When developing DAGs and identifying confounders for inclusion in the model, some points to keep in mind:

- Are two plausible confounders meaningfully different?
- Ex: Employment status and personal income

- Sample size
- With large \(n\), can disentangle differences between related variables
- Small sample sizes make estimating many parameters difficult
- If \(n=100\), don’t include splines with 50 df or a variable with 30 categories!

- However, sample size alone should not determine your model!

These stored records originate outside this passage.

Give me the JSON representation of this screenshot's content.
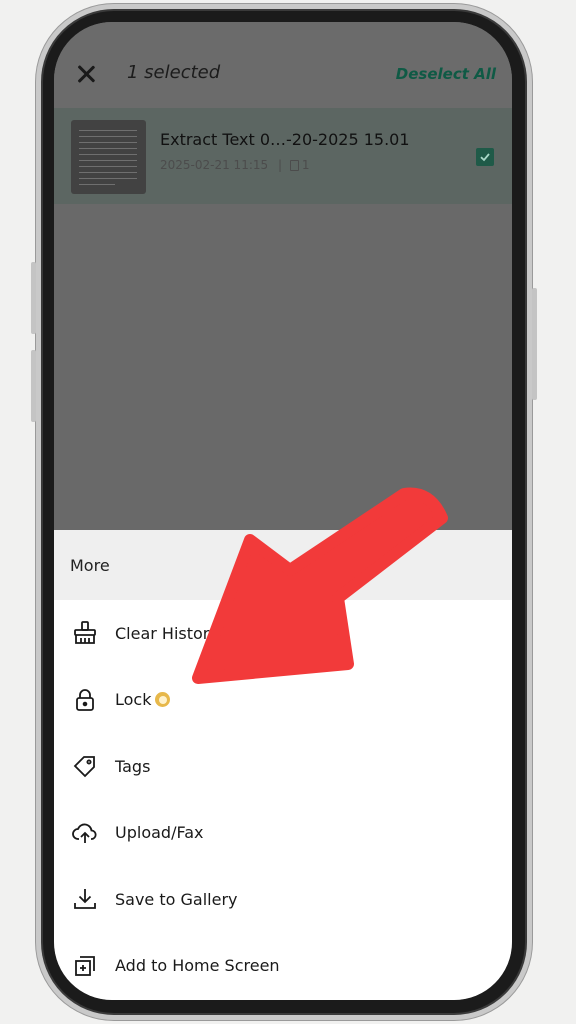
{
  "header": {
    "selection_count": "1 selected",
    "deselect_label": "Deselect All"
  },
  "document": {
    "title": "Extract Text 0…-20-2025 15.01",
    "date": "2025-02-21 11:15",
    "separator": "|",
    "page_count": "1",
    "selected": true
  },
  "sheet": {
    "title": "More",
    "items": [
      {
        "label": "Clear History",
        "icon": "broom-icon"
      },
      {
        "label": "Lock",
        "icon": "lock-icon",
        "premium": true
      },
      {
        "label": "Tags",
        "icon": "tag-icon"
      },
      {
        "label": "Upload/Fax",
        "icon": "cloud-upload-icon"
      },
      {
        "label": "Save to Gallery",
        "icon": "download-icon"
      },
      {
        "label": "Add to Home Screen",
        "icon": "add-to-home-icon"
      }
    ]
  },
  "colors": {
    "accent": "#0f5a45",
    "overlay": "#696969",
    "annotation_arrow": "#f23a3a",
    "premium_badge": "#e7b84a"
  }
}
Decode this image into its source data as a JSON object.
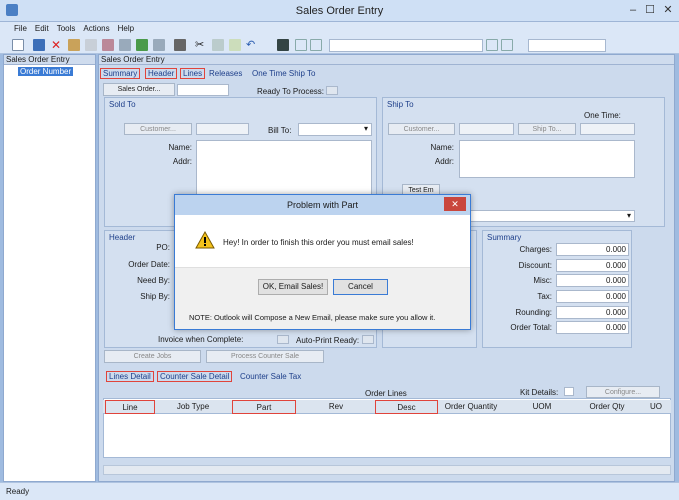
{
  "window": {
    "title": "Sales Order Entry",
    "status": "Ready"
  },
  "menu": [
    "File",
    "Edit",
    "Tools",
    "Actions",
    "Help"
  ],
  "tree": {
    "header": "Sales Order Entry",
    "item": "Order Number"
  },
  "main": {
    "header": "Sales Order Entry",
    "tabs": [
      "Summary",
      "Header",
      "Lines",
      "Releases",
      "One Time Ship To"
    ],
    "sales_order_button": "Sales Order...",
    "ready_to_process": "Ready To Process:",
    "sold_to": {
      "label": "Sold To",
      "customer_button": "Customer...",
      "bill_to": "Bill To:",
      "name": "Name:",
      "addr": "Addr:"
    },
    "ship_to": {
      "label": "Ship To",
      "one_time": "One Time:",
      "customer_button": "Customer...",
      "ship_to_button": "Ship To...",
      "name": "Name:",
      "addr": "Addr:",
      "test_button": "Test Em"
    },
    "header_group": {
      "label": "Header",
      "po": "PO:",
      "order_date": "Order Date:",
      "need_by": "Need By:",
      "ship_by": "Ship By:",
      "invoice_complete": "Invoice when Complete:",
      "auto_print": "Auto-Print Ready:"
    },
    "summary_group": {
      "label": "Summary",
      "rows": [
        {
          "label": "Charges:",
          "value": "0.000"
        },
        {
          "label": "Discount:",
          "value": "0.000"
        },
        {
          "label": "Misc:",
          "value": "0.000"
        },
        {
          "label": "Tax:",
          "value": "0.000"
        },
        {
          "label": "Rounding:",
          "value": "0.000"
        },
        {
          "label": "Order Total:",
          "value": "0.000"
        }
      ]
    },
    "create_jobs": "Create Jobs",
    "process_counter": "Process Counter Sale",
    "bottom_tabs": [
      "Lines Detail",
      "Counter Sale Detail",
      "Counter Sale Tax"
    ],
    "order_lines_label": "Order Lines",
    "kit_details": "Kit Details:",
    "configure_button": "Configure...",
    "grid_columns": [
      "Line",
      "Job Type",
      "Part",
      "Rev",
      "Desc",
      "Order Quantity",
      "UOM",
      "Order Qty",
      "UO"
    ]
  },
  "dialog": {
    "title": "Problem with Part",
    "message": "Hey! In order to finish this order you must email sales!",
    "ok_button": "OK, Email Sales!",
    "cancel_button": "Cancel",
    "note": "NOTE: Outlook will Compose a New Email, please make sure you allow it."
  }
}
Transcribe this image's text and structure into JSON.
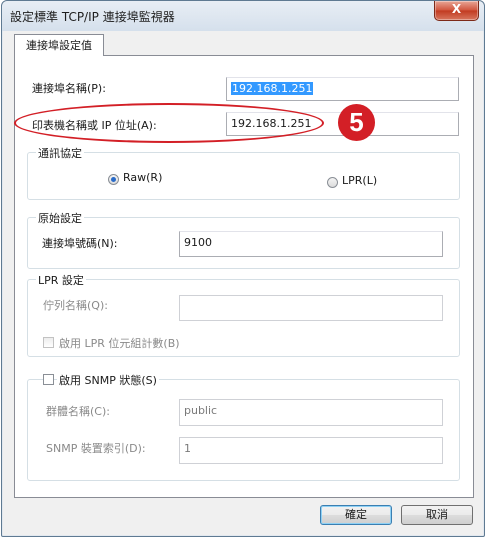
{
  "window": {
    "title": "設定標準 TCP/IP 連接埠監視器",
    "close_label": "X"
  },
  "tab": {
    "label": "連接埠設定值"
  },
  "port_name": {
    "label": "連接埠名稱(P):",
    "value": "192.168.1.251"
  },
  "printer_address": {
    "label": "印表機名稱或 IP 位址(A):",
    "value": "192.168.1.251"
  },
  "annotation": {
    "step": "5",
    "color": "#d31f26"
  },
  "protocol": {
    "title": "通訊協定",
    "raw_label": "Raw(R)",
    "lpr_label": "LPR(L)",
    "selected": "Raw(R)"
  },
  "raw_settings": {
    "title": "原始設定",
    "port_number_label": "連接埠號碼(N):",
    "port_number_value": "9100"
  },
  "lpr_settings": {
    "title": "LPR 設定",
    "queue_name_label": "佇列名稱(Q):",
    "queue_name_value": "",
    "byte_counting_label": "啟用 LPR 位元組計數(B)"
  },
  "snmp": {
    "enable_label": "啟用 SNMP 狀態(S)",
    "community_label": "群體名稱(C):",
    "community_value": "public",
    "device_index_label": "SNMP 裝置索引(D):",
    "device_index_value": "1"
  },
  "buttons": {
    "ok": "確定",
    "cancel": "取消"
  }
}
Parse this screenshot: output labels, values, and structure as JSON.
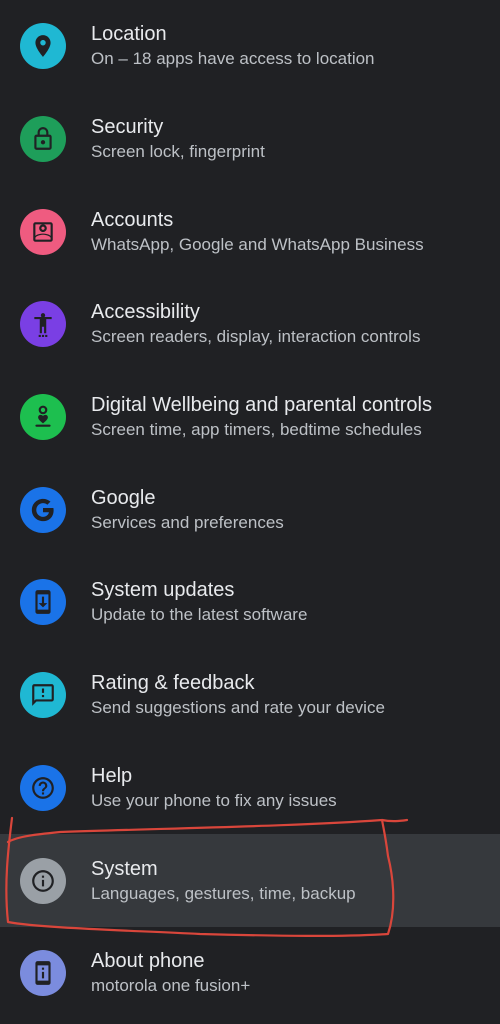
{
  "settings": {
    "items": [
      {
        "title": "Location",
        "subtitle": "On – 18 apps have access to location",
        "icon": "location-icon",
        "color": "#1fb8d3"
      },
      {
        "title": "Security",
        "subtitle": "Screen lock, fingerprint",
        "icon": "lock-icon",
        "color": "#1e9e5a"
      },
      {
        "title": "Accounts",
        "subtitle": "WhatsApp, Google and WhatsApp Business",
        "icon": "account-icon",
        "color": "#ef5b80"
      },
      {
        "title": "Accessibility",
        "subtitle": "Screen readers, display, interaction controls",
        "icon": "accessibility-icon",
        "color": "#7a3fe4"
      },
      {
        "title": "Digital Wellbeing and parental controls",
        "subtitle": "Screen time, app timers, bedtime schedules",
        "icon": "wellbeing-icon",
        "color": "#1dbf4f"
      },
      {
        "title": "Google",
        "subtitle": "Services and preferences",
        "icon": "google-icon",
        "color": "#1a73e8"
      },
      {
        "title": "System updates",
        "subtitle": "Update to the latest software",
        "icon": "system-update-icon",
        "color": "#1a73e8"
      },
      {
        "title": "Rating & feedback",
        "subtitle": "Send suggestions and rate your device",
        "icon": "feedback-icon",
        "color": "#1fb8d3"
      },
      {
        "title": "Help",
        "subtitle": "Use your phone to fix any issues",
        "icon": "help-icon",
        "color": "#1a73e8"
      },
      {
        "title": "System",
        "subtitle": "Languages, gestures, time, backup",
        "icon": "info-icon",
        "color": "#9aa0a6"
      },
      {
        "title": "About phone",
        "subtitle": "motorola one fusion+",
        "icon": "phone-info-icon",
        "color": "#7b8cde"
      }
    ]
  },
  "colors": {
    "background": "#202124",
    "highlight_row": "#36393d",
    "annotation_stroke": "#d9463b"
  }
}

- Always include lower-order terms
- If including interaction, include main effects
- If including quadratic term, include linear term

- Interactions
- Interactions are often hard to estimate unless very strong
- Confounding can depend greatly on the presence of interactions
- Interactions often subject of exploratory analyses, but not as common as primary question for a confirmatory analysis

- Parsimony
- Traditionally, parsimonious models have been preferred, since they are easier to interpret
- Modern datasets and questions are typically too complex for simple models to be appropriate
- A model can be scientifically parsimonious but still statistically complex

## 17.5 Exercises

**Exercise 17.1 **Does ice cream sales cause shark bites?

- Predictor of Interest: Ice Cream Sales
- Outcome: Number of shark bites
- We also know:
- Ice cream sales are higher during warm weather
- More people are at the beach during warm weather

**Example 17.1**Vaccine trials for COVID-19 compare rates of infection in treatment and placebo groups, without adjusting for anything else. Why is there no confounding?